Virtual reality artist Siuan McGahan’s new work, “The Dreadful Imminency of Another,” is distinctly unsettling.  

Inside a virtual world visible through a VR headset, a wash of water shimmers on the floor of a brightly wallpapered room, then rises imperceptibly. As the water fills the space, gradually enveloping the VR viewer’s legs, waste, neck and head before meeting the ceiling, leaving behind a dizzily swaying underwater view of the room, barely audible women’s voices in the background sound increasingly agitated and aggrieved.

It’s not quite T.S. Elliot …

We have lingered in the chambers of the sea …

Till human voices wake us, and we drown

… but it’s uncomfortably close.

McGahan was showing her work at a UVM-sponsored event called Sector Mash, held October 15 at the Burlington makerspace Generator, whose purpose was to bring artists and technologists together to learn what each had to offer the other. The event kicked off Innovation Week, sponsored by the local non-profit BTV Ignite.  

McGahan is a fan of the new possibilities emerging technologies like VR bring to creative expression.

“I think it's great to show people what other mediums are out there that they might not know are available or how something can be presented in that form,” McGahan said.

That sentiment is exactly what Richard Galbraith, UVM’s vice president for research, hoped the event – co-sponsored by his office and two local non-profits, Code for BTV and Big Heavy World – would convey.     

“My office is involved in trying to foster the activities of the faculty, not just in research, but in scholarship and the creative arts,” he said. “If we can demonstrate how technology is helping stimulate creative artists’ imagination and expose them to new media to work with that they hadn't thought of before, then I'm doing my job.”

From flocking algorithms to iPhones

In all the event had 11 art/tech demonstrations. In addition to the VR installation, they ranged from shape-shifting bursts of tiny colored particles projected on a wall created using a flocking algorithm, designed by Champlain College faculty member Terry Sehr, to a dance of wheel-like geometric shapes projected on another wall, created by Jenn Karson, a lecturer in digital arts at UVM.

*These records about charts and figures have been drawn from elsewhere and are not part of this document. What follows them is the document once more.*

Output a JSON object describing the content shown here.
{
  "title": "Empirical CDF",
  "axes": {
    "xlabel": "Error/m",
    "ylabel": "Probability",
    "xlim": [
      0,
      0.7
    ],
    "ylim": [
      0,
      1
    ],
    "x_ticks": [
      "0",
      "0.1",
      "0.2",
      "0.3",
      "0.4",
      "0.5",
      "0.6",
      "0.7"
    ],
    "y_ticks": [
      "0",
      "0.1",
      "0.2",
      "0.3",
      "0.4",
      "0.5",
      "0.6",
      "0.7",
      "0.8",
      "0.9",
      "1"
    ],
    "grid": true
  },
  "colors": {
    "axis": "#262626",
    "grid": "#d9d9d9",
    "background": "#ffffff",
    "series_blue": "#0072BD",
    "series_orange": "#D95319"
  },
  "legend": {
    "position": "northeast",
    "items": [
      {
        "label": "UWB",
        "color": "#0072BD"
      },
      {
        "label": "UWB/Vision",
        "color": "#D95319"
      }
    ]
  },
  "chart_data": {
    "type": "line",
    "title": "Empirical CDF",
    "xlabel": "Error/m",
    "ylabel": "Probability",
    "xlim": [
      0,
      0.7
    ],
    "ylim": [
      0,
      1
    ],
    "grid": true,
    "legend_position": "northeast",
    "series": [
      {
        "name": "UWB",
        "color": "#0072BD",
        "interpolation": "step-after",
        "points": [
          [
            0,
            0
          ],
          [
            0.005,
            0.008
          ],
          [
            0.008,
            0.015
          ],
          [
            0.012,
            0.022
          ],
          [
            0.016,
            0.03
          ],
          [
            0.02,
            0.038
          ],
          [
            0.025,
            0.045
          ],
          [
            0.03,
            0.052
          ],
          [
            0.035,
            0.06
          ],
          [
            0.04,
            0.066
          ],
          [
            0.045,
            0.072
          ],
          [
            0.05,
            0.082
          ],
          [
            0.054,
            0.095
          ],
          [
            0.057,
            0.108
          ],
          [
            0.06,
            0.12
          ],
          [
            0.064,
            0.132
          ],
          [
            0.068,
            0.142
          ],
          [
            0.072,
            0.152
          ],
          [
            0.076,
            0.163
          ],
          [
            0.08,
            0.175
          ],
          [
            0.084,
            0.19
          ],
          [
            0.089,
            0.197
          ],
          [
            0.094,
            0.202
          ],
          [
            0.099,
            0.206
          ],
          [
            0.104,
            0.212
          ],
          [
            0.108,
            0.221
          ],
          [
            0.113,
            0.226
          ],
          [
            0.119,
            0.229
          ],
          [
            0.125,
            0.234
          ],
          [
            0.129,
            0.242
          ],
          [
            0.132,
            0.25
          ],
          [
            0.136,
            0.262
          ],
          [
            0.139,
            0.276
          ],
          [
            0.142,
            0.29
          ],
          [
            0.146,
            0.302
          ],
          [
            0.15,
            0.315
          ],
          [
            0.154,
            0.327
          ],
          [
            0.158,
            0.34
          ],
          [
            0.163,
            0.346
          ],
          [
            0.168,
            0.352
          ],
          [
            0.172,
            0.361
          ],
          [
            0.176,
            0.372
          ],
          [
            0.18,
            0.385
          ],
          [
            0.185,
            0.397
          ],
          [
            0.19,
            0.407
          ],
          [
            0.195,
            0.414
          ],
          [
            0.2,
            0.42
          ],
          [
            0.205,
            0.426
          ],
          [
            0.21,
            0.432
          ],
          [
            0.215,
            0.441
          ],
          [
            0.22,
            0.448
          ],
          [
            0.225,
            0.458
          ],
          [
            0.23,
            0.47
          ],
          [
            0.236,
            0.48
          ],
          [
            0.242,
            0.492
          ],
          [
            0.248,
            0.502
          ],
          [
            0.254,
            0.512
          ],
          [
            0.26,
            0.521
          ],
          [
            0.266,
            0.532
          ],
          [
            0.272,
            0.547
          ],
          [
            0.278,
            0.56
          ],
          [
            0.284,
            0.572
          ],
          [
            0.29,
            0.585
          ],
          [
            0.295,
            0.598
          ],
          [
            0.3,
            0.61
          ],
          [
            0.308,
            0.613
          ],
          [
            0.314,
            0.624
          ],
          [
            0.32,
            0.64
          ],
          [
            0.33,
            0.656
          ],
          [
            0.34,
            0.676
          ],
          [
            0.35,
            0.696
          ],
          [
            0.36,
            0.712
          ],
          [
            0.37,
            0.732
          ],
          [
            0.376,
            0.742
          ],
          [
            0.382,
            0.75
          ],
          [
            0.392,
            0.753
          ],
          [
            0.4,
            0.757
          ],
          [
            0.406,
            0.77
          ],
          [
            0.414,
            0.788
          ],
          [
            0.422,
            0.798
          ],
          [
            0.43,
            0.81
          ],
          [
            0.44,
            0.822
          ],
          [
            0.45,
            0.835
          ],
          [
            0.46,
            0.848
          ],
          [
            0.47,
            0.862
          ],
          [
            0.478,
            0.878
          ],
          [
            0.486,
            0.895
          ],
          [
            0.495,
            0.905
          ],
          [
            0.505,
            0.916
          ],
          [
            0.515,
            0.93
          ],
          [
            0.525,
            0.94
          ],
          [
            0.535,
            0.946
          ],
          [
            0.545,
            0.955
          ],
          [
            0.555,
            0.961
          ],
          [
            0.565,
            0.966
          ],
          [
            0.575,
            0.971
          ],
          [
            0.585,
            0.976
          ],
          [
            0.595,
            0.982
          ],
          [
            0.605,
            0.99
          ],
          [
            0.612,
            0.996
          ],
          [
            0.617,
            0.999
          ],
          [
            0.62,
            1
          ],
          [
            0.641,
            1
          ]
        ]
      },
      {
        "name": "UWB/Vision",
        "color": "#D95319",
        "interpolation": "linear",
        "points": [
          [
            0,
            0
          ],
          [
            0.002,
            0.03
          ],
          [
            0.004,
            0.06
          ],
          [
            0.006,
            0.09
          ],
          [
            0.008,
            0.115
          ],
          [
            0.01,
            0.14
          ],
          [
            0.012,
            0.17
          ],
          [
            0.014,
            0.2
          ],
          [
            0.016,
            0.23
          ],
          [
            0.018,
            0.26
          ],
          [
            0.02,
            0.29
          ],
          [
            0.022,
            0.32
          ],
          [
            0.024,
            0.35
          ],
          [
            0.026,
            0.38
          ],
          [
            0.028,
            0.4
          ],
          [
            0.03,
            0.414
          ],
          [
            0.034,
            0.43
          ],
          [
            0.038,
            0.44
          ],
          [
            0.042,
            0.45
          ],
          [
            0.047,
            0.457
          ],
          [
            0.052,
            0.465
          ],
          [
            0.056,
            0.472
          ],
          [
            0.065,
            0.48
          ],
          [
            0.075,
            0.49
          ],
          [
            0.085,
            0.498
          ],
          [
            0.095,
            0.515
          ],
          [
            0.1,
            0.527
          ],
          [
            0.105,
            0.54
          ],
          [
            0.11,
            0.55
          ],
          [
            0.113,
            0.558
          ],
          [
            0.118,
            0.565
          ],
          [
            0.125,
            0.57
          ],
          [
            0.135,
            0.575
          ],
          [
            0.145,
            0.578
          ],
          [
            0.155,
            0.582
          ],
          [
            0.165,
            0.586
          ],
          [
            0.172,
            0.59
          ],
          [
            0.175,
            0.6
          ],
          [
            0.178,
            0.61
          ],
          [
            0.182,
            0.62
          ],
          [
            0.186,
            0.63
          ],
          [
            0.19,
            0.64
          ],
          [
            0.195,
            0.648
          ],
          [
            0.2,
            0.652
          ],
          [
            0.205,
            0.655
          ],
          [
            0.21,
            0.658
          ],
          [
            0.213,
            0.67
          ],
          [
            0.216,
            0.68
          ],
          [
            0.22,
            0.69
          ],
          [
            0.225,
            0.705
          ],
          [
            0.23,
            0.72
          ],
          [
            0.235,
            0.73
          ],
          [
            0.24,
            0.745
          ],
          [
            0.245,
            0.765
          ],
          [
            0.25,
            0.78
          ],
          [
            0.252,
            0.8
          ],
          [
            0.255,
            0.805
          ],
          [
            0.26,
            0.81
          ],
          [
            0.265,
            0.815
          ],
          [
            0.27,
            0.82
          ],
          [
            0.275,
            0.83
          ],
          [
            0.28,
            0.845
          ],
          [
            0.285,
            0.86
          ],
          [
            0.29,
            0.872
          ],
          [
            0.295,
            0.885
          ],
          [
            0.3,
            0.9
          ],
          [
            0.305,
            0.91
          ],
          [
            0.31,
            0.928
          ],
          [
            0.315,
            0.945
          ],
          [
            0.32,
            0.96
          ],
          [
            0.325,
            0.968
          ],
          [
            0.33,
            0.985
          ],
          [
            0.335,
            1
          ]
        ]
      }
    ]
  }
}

Karson’s work, created in collaboration with UVM lecturer and IBM guru John Cohn, is at heart a trick. It looks like the geometric projections are shadows cast on the wall. But they actually result from “a sensor communicating with a computer that’s running code taking readings and moving a 3D model,” she says.

Mixing art and technology as she does – “I love the fact that people haven't always been able to separate the technology from the art,” she says – makes for good creative work. It’s also strategic for the higher ed sector, Karson says.

“From the perspective of being at the University of Vermont, almost all of our students are coming in with an iPhone or some sort of smart phone, which itself is an incredible mix of art and technology.” Students expect to see these worlds blended, not siloed, when they arrive on campus, she says.

The event was a true mutual admiration society. For every artist who saw the benefit of using technology to push boundaries, there were technologists like Jarlath O’Neil-Dunne, the director of UVM’s Spatial Analysis Lab.

For O’Neil-Dunne and his colleagues at the SAL, art and artists are essential to making their work, which frequently involves satellite or drone photography, impactful and effective.

“People are inundated with information, and if you can’t condense what you're trying to get across into something that's easily digestible, that makes sense, that resonates with someone, you're not going to get your message across,” he says. “The folks that have those keen eyes for design and presentation are just as in demand as the computer science people.”

Bash of bashes

In addition to providing a forum for mutual exploration by artists and technologists, Sector Mash was a networking bash to end all networking bashes.   

During a round of lightening talks, the representatives of close to 20 arts, technology, economic development, venture financing and community groups – ranging from Girl Develop It to the Vermont Arts Council to the Champlain Maker Fair to the Burlington Code Academy – made brief pitches to the assembled  crowd of about 200.   

According to Nick Floersh ­­of Code for BTV, a pro-bono digital agency that works with non-profits, the diverse array of presenters was intentional.

“We find that there's so many organizations and groups within the various sectors, they often didn't even know about each other,” he said. The event was in part a way to “get it all just out there, and see if you can to try to initiate the bridge building.”

To get the point across that the arts and technology sectors have much to gain from synergistic collaboration, Galbraith points to the example of the laser.

When they were first discovered, “lasers didn’t do anything except shine a bright light,” he says. “Yet lasers have permeated themselves though high tech, through medicine, through the arts, so this technology became adapted to multiple different things.”

McGahan’s VR piece, both in its dialog, composed from snippets of overheard conversation, and in the water build-up, was about “the slow, subtle, insidious gradual building of our ideas about gender,” she said.  

The VR presentation gave that theme a psychological punch that it’s hard to imagine a more conventional medium delivering.

New to the area and relatively new to VR, McGahan said the Sector Mash “was a great thing. I would've loved to come to an event like this before I knew what I was doing.”